The June 2022 murders of British journalist Dom Phillips and Bruno Pereira, a Brazilian expert on the Amazon’s Indigenous, drew the world’s attention to the risk runs by those who shed light on rights violations in the Brazilian Amazon. But press freedom is violated every day in this region, and in a variety of ways that cannot be measured solely by the number of murdered journalists.
On the one hand, journalists are challenged by the lack of adequate infrastructure and resources in a political environment that is polarised and steeped in disinformation. On the other, they are subjected to economic and judicial pressures, threats, physical attacks and other forms of intimidation that systematically aim to silence those who denounce abuses and violations of human, social and environmental rights.
“The threats and the different forms of violence against the media prevent the public from knowing the reality in the region, including the crimes committed against the forest at the planet’s expense. The Amazon’s crucial importance for environmental protection worldwide and the difficulties in obtaining reliable information, especially in remote areas, require a targeted effort to monitor the obstacles to journalism.”
To this end, RSF’s Latin America bureau is launching an “Amazonian Press Freedom Violations Observatory” with the support of the embassy of the Netherlands in Brazil. This project’s goal is to map violations of press freedom and the right to information in the Brazilian Amazon until June 2024.

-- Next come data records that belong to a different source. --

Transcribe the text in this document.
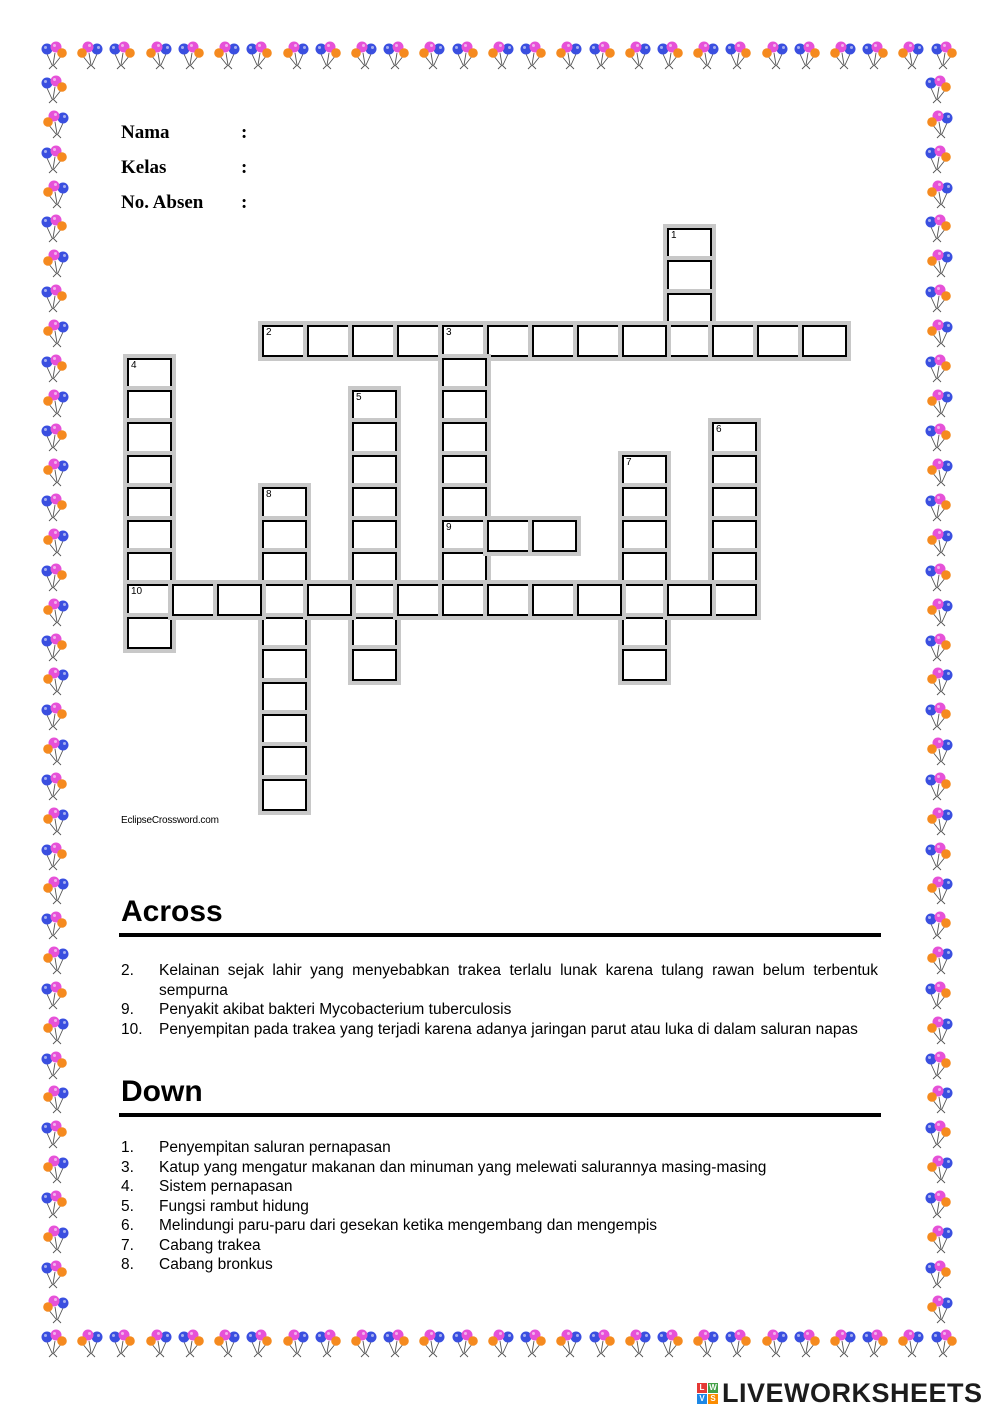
Nama	:
Kelas	:
No. Absen :
1
2	3
9
4
10
5
6
7
8
EclipseCrossword.com
Across
2.	Kelainan sejak lahir yang menyebabkan trakea terlalu lunak karena tulang rawan belum terbentuk sempurna
9.	Penyakit akibat bakteri Mycobacterium tuberculosis
10.	Penyempitan pada trakea yang terjadi karena adanya jaringan parut atau luka di dalam saluran napas
Down
1.	Penyempitan saluran pernapasan
3.	Katup yang mengatur makanan dan minuman yang melewati salurannya masing-masing
4.	Sistem pernapasan
5.	Fungsi rambut hidung
6.	Melindungi paru-paru dari gesekan ketika mengembang dan mengempis
7.	Cabang trakea
8.	Cabang bronkus
L W
V S LIVEWORKSHEETS
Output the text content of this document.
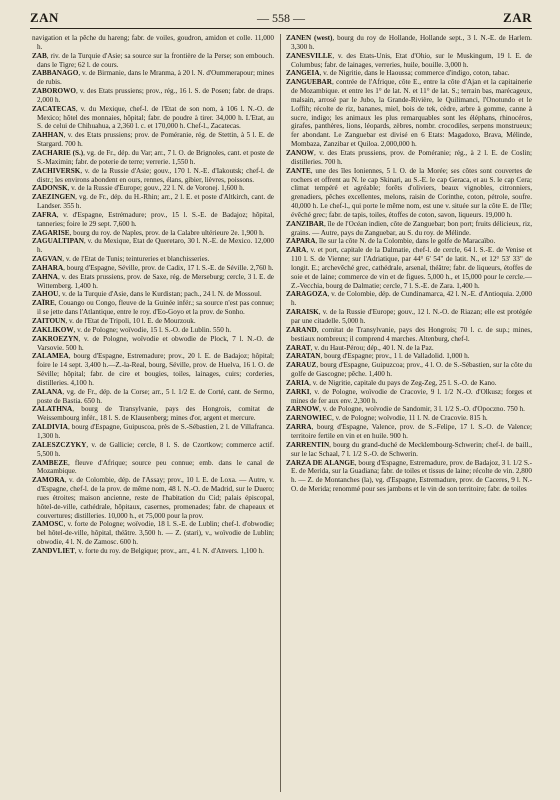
ZAN	— 558 —	ZAR

navigation et la pêche du hareng; fabr. de voiles, goudron, amidon et colle. 11,000 h.

ZAB, riv. de la Turquie d'Asie; sa source sur la frontière de la Perse; son embouch. dans le Tigre; 62 l. de cours.

ZABBANAGO, v. de Birmanie, dans le Mranma, à 20 l. N. d'Oummerapour; mines de rubis.

ZABOROWO, v. des Etats prussiens; prov., rég., 16 l. S. de Posen; fabr. de draps. 2,000 h.

ZACATECAS, v. du Mexique, chef-l. de l'Etat de son nom, à 106 l. N.-O. de Mexico; hôtel des monnaies, hôpital; fabr. de poudre à tirer. 34,000 h. L'Etat, au S. de celui de Chihuahua, a 2,360 l. c. et 170,000 h. Chef-l., Zacatecas.

ZAHHAN, v. des Etats prussiens; prov. de Poméranie, rég. de Stettin, à 5 l. E. de Stargard. 700 h.

ZACHARIE (S.), vg. de Fr., dép. du Var; arr., 7 l. O. de Brignoles, cant. et poste de S.-Maximin; fabr. de poterie de terre; verrerie. 1,550 h.

ZACHIVERSK, v. de la Russie d'Asie; gouv., 170 l. N.-E. d'Iakoutsk; chef-l. de distr.; les environs abondent en ours, rennes, élans, gibier, lièvres, poissons.

ZADONSK, v. de la Russie d'Europe; gouv., 22 l. N. de Voronej. 1,600 h.

ZAEZINGEN, vg. de Fr., dép. du H.-Rhin; arr., 2 l. E. et poste d'Altkirch, cant. de Landser. 355 h.

ZAFRA, v. d'Espagne, Estrémadure; prov., 15 l. S.-E. de Badajoz; hôpital, tanneries; foire le 29 sept. 7,600 h.

ZAGARISE, bourg du roy. de Naples, prov. de la Calabre ultérieure 2e. 1,900 h.

ZAGUALTIPAN, v. du Mexique, Etat de Queretaro, 30 l. N.-E. de Mexico. 12,000 h.

ZAGVAN, v. de l'Etat de Tunis; teintureries et blanchisseries.

ZAHARA, bourg d'Espagne, Séville, prov. de Cadix, 17 l. S.-E. de Séville. 2,760 h.

ZAHNA, v. des Etats prussiens, prov. de Saxe, rég. de Merseburg; cercle, 3 l. E. de Wittemberg. 1,400 h.

ZAHOU, v. de la Turquie d'Asie, dans le Kurdistan; pach., 24 l. N. de Mossoul.

ZAÏRE, Couango ou Congo, fleuve de la Guinée infér.; sa source n'est pas connue; il se jette dans l'Atlantique, entre le roy. d'Eo-Goyo et la prov. de Sonho.

ZAITOUN, v. de l'Etat de Tripoli, 10 l. E. de Mourzouk.

ZAKLIKOW, v. de Pologne; woïvodie, 15 l. S.-O. de Lublin. 550 h.

ZAKROEZYN, v. de Pologne, woïvodie et obwodie de Plock, 7 l. N.-O. de Varsovie. 500 h.

ZALAMEA, bourg d'Espagne, Estremadure; prov., 20 l. E. de Badajoz; hôpital; foire le 14 sept. 3,400 h.—Z.-la-Real, bourg, Séville, prov. de Huelva, 16 l. O. de Séville; hôpital; fabr. de cire et bougies, toiles, lainages, cuirs; corderies, distilleries. 4,100 h.

ZALANA, vg. de Fr., dép. de la Corse; arr., 5 l. 1/2 E. de Corté, cant. de Sermo, poste de Bastia. 650 h.

ZALATHNA, bourg de Transylvanie, pays des Hongrois, comitat de Weissembourg infér., 18 l. S. de Klausenberg; mines d'or, argent et mercure.

ZALDIVIA, bourg d'Espagne, Guipuscoa, près de S.-Sébastien, 2 l. de Villafranca. 1,300 h.

ZALESZCZYKY, v. de Gallicie; cercle, 8 l. S. de Czortkow; commerce actif. 5,500 h.

ZAMBEZE, fleuve d'Afrique; source peu connue; emb. dans le canal de Mozambique.

ZAMORA, v. de Colombie, dép. de l'Assay; prov., 10 l. E. de Loxa. — Autre, v. d'Espagne, chef-l. de la prov. de même nom, 48 l. N.-O. de Madrid, sur le Duero; rues étroites; maison ancienne, reste de l'habitation du Cid; palais épiscopal, hôtel-de-ville, cathédrale, hôpitaux, casernes, promenades; fabr. de chapeaux et couvertures; distilleries. 10,000 h., et 75,000 pour la prov.

ZAMOSC, v. forte de Pologne; woïvodie, 18 l. S.-E. de Lublin; chef-l. d'obwodie; bel hôtel-de-ville, hôpital, théâtre. 3,500 h. — Z. (stari), v., woïvodie de Lublin; obwodie, 4 l. N. de Zamosc. 600 h.

ZANDVLIET, v. forte du roy. de Belgique; prov., arr., 4 l. N. d'Anvers. 1,100 h.

ZANEN (west), bourg du roy de Hollande, Hollande sept., 3 l. N.-E. de Harlem. 3,300 h.

ZANESVILLE, v. des Etats-Unis, Etat d'Ohio, sur le Muskingum, 19 l. E. de Columbus; fabr. de lainages, verreries, huile, bouille. 3,000 h.

ZANGEIA, v. de Nigritie, dans le Haoussa; commerce d'indigo, coton, tabac.

ZANGUEBAR, contrée de l'Afrique, côte E., entre la côte d'Ajan et la capitainerie de Mozambique. et entre les 1° de lat. N. et 11° de lat. S.; terrain bas, marécageux, malsain, arrosé par le Jubo, la Grande-Rivière, le Quilimanci, l'Onotundo et le Loffih; récolte de riz, bananes, miel, bois de tek, cèdre, arbre à gomme, canne à sucre, indigo; les animaux les plus remarquables sont les éléphans, rhinocéros, girafes, panthères, lions, léopards, zèbres, nombr. crocodiles, serpens monstrueux; fer abondant. Le Zanguebar est divisé en 6 Etats: Magadoxo, Brava, Mélinde, Mombaza, Zanzibar et Quiloa. 2,000,000 h.

ZANOW, v. des Etats prussiens, prov. de Poméranie; rég., à 2 l. E. de Coslin; distilleries. 700 h.

ZANTE, une des îles Ioniennes, 5 l. O. de la Morée; ses côtes sont couvertes de rochers et offrent au N. le cap Skinari, au S.-E. le cap Geraca, et au S. le cap Cera; climat tempéré et agréable; forêts d'oliviers, beaux vignobles, citronniers, grenadiers, pêches excellentes, melons, raisin de Corinthe, coton, pétrole, soufre. 40,000 h. Le chef-l., qui porte le même nom, est une v. située sur la côte E. de l'île; évêché grec; fabr. de tapis, toiles, étoffes de coton, savon, liqueurs. 19,000 h.

ZANZIBAR, île de l'Océan indien, côte de Zanguebar; bon port; fruits délicieux, riz, grains. — Autre, pays du Zanguebar, au S. du roy. de Mélinde.

ZAPARA, île sur la côte N. de la Colombie, dans le golfe de Maracaïbo.

ZARA, v. et port, capitale de la Dalmatie, chef-l. de cercle, 64 l. S.-E. de Venise et 110 l. S. de Vienne; sur l'Adriatique, par 44° 6' 54" de latit. N., et 12° 53' 33" de longit. E.; archevêché grec, cathédrale, arsenal, théâtre; fabr. de liqueurs, étoffes de soie et de laine; commerce de vin et de figues. 5,000 h., et 15,000 pour le cercle.—Z.-Vecchia, bourg de Dalmatie; cercle, 7 l. S.-E. de Zara. 1,400 h.

ZARAGOZA, v. de Colombie, dép. de Cundinamarca, 42 l. N.-E. d'Antioquia. 2,000 h.

ZARAISK, v. de la Russie d'Europe; gouv., 12 l. N.-O. de Riazan; elle est protégée par une citadelle. 5,000 h.

ZARAND, comitat de Transylvanie, pays des Hongrois; 70 l. c. de sup.; mines, bestiaux nombreux; il comprend 4 marches. Altenburg, chef-l.

ZARAT, v. du Haut-Pérou; dép., 40 l. N. de la Paz.

ZARATAN, bourg d'Espagne; prov., 1 l. de Valladolid. 1,000 h.

ZARAUZ, bourg d'Espagne, Guipuzcoa; prov., 4 l. O. de S.-Sébastien, sur la côte du golfe de Gascogne; pêche. 1,400 h.

ZARIA, v. de Nigritie, capitale du pays de Zeg-Zeg, 25 l. S.-O. de Kano.

ZARKI, v. de Pologne, woïvodie de Cracovie, 9 l. 1/2 N.-O. d'Olkusz; forges et mines de fer aux env. 2,300 h.

ZARNOW, v. de Pologne, woïvodie de Sandomir, 3 l. 1/2 S.-O. d'Opoczno. 750 h.

ZARNOWIEC, v. de Pologne; woïvodie, 11 l. N. de Cracovie. 815 h.

ZARRA, bourg d'Espagne, Valence, prov. de S.-Felipe, 17 l. S.-O. de Valence; territoire fertile en vin et en huile. 900 h.

ZARRENTIN, bourg du grand-duché de Mecklembourg-Schwerin; chef-l. de baill., sur le lac Schaal, 7 l. 1/2 S.-O. de Schwerin.

ZARZA DE ALANGE, bourg d'Espagne, Estremadure, prov. de Badajoz, 3 l. 1/2 S.-E. de Merida, sur la Guadiana; fabr. de toiles et tissus de laine; récolte de vin. 2,800 h. — Z. de Montanches (la), vg. d'Espagne, Estremadure, prov. de Caceres, 9 l. N.-O. de Merida; renommé pour ses jambons et le vin de son territoire; fabr. de toiles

The data gathered by the Observatory will be published in the form of maps, reports and other kinds of content and will serve to reinforce advocacy and assistance to journalists, information providers and media outlets that are in danger because of their activities in the region.
“As well as documenting specific cases of violence and abuses, we aim to analyse trends and understand structural obstacles to press freedom and the right to information in the Amazon,” Romeu said. “And by means of periodic reports, we intend to shed a broader light on recurring problems linked to the lack of independence and pluralism, which restrict the flow of reliable, independently-reported information about the region.”
As well as the work of investigating violations, to be carried out by two journalists based in the Amazon, the project has also created an online form where anyone can report threats, attacks and acts of intimidation against journalists and media outlets.